Yes, the hatchet victim lived. I think you met him at my party, actually. I don't think I could have written about it if he hadn't. He's remarkably unscathed, really, physically or emotionally. The journey to the hospital was a bit touch and go, though: he was leaking - like a very leaky thing that you don't want to leak.

The American West landscapes were.... varied. Having spent time in places like Denver, Santa Fe, Missoula, Tucson, I felt that I'd seen quite a lot of SIMILAR stuff before. There were a few things I quite liked, but nothing that I absolutely loved.
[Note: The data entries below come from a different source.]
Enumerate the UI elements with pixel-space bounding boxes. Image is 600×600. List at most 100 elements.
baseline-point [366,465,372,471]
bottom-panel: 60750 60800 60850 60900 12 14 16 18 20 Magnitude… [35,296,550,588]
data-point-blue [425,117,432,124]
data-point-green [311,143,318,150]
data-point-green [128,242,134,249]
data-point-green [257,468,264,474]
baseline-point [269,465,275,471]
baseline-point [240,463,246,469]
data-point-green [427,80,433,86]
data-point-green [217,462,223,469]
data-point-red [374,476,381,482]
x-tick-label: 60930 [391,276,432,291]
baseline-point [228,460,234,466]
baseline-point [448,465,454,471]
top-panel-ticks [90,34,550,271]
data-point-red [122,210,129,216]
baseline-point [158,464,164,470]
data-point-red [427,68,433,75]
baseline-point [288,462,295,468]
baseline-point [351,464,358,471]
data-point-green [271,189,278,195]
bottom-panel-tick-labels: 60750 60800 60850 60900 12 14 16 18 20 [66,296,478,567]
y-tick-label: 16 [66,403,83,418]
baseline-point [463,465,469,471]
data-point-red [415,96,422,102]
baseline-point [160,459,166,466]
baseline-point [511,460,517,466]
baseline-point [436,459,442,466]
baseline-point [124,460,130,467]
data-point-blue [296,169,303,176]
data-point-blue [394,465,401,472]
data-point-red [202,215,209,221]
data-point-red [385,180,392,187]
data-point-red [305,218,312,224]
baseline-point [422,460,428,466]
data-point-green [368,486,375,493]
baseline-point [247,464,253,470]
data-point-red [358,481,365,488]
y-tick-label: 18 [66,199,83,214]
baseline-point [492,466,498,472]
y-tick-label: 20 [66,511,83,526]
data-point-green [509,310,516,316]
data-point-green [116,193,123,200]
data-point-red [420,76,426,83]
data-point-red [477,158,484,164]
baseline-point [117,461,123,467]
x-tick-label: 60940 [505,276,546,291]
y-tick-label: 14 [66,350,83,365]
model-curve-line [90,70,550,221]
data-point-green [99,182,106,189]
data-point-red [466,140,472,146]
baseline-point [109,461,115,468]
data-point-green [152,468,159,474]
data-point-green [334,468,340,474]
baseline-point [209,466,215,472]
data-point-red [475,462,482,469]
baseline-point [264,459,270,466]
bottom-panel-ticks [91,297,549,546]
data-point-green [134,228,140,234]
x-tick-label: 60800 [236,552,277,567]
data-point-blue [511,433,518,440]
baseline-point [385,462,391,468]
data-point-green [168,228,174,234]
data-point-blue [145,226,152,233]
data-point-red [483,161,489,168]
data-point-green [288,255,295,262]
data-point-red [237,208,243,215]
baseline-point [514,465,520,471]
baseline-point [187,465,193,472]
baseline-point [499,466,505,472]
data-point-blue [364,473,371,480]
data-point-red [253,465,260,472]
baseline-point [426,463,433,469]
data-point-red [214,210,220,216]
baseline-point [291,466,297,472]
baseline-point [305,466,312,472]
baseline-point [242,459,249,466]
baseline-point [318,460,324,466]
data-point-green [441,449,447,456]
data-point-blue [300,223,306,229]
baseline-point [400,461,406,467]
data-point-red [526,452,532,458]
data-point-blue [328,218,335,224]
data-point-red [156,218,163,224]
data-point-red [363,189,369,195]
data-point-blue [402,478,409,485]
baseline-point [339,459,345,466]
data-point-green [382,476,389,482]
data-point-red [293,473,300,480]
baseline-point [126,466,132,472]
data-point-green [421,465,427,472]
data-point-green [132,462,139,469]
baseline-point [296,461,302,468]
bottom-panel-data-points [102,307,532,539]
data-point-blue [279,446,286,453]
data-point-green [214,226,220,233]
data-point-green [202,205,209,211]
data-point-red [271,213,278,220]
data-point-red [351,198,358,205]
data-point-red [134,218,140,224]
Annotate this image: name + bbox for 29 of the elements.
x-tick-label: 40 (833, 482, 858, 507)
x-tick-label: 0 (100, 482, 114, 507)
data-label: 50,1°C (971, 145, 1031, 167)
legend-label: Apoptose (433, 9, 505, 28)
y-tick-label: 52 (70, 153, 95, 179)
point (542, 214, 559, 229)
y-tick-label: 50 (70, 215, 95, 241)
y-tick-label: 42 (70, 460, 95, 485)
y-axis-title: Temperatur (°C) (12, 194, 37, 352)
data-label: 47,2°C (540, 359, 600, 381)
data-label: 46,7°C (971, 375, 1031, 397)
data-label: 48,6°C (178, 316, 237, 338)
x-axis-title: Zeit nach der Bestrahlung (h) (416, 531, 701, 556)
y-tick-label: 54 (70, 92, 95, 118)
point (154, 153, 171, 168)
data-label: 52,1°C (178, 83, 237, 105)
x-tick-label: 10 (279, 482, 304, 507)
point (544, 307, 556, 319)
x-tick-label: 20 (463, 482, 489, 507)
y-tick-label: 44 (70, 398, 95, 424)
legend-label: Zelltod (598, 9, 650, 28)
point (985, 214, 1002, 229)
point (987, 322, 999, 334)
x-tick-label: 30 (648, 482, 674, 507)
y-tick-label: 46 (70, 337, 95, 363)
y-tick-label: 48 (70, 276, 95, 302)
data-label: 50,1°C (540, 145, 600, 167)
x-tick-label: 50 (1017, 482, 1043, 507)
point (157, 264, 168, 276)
I don't like to to suggest that cultural naivety is an exclusively American failing, but I do think they tend to be worse about it than anyone else. One of the reasons I spurn most 'China blogs' is that most of them are written by Americans (although, now I come to think of it, the Kiwis and the Canadians are pretty much as bad - maybe it has to do with cultural ISOLATION when growing up? Sure, Britain is an island, but we get a huge amount of our pop culture from America and Australia, and travel to Europe is easy, routine.), and they're STILL writing posts about spitting in the street and smelly toilets AFTER THEY'VE BEEN HERE TWO YEARS. Jeez, guys, GET USED TO IT!

What makes you think that was a "dud hand-grenade"? I think THAT's a serious misreading of the '17 Things...' poem!

Anonymous said...

re: misreading of 17 things poem - not so much that I misread the poem as I read your preface INTO the poem... "dummy hand-grenades abound"... and doing so made the darkness more palatable.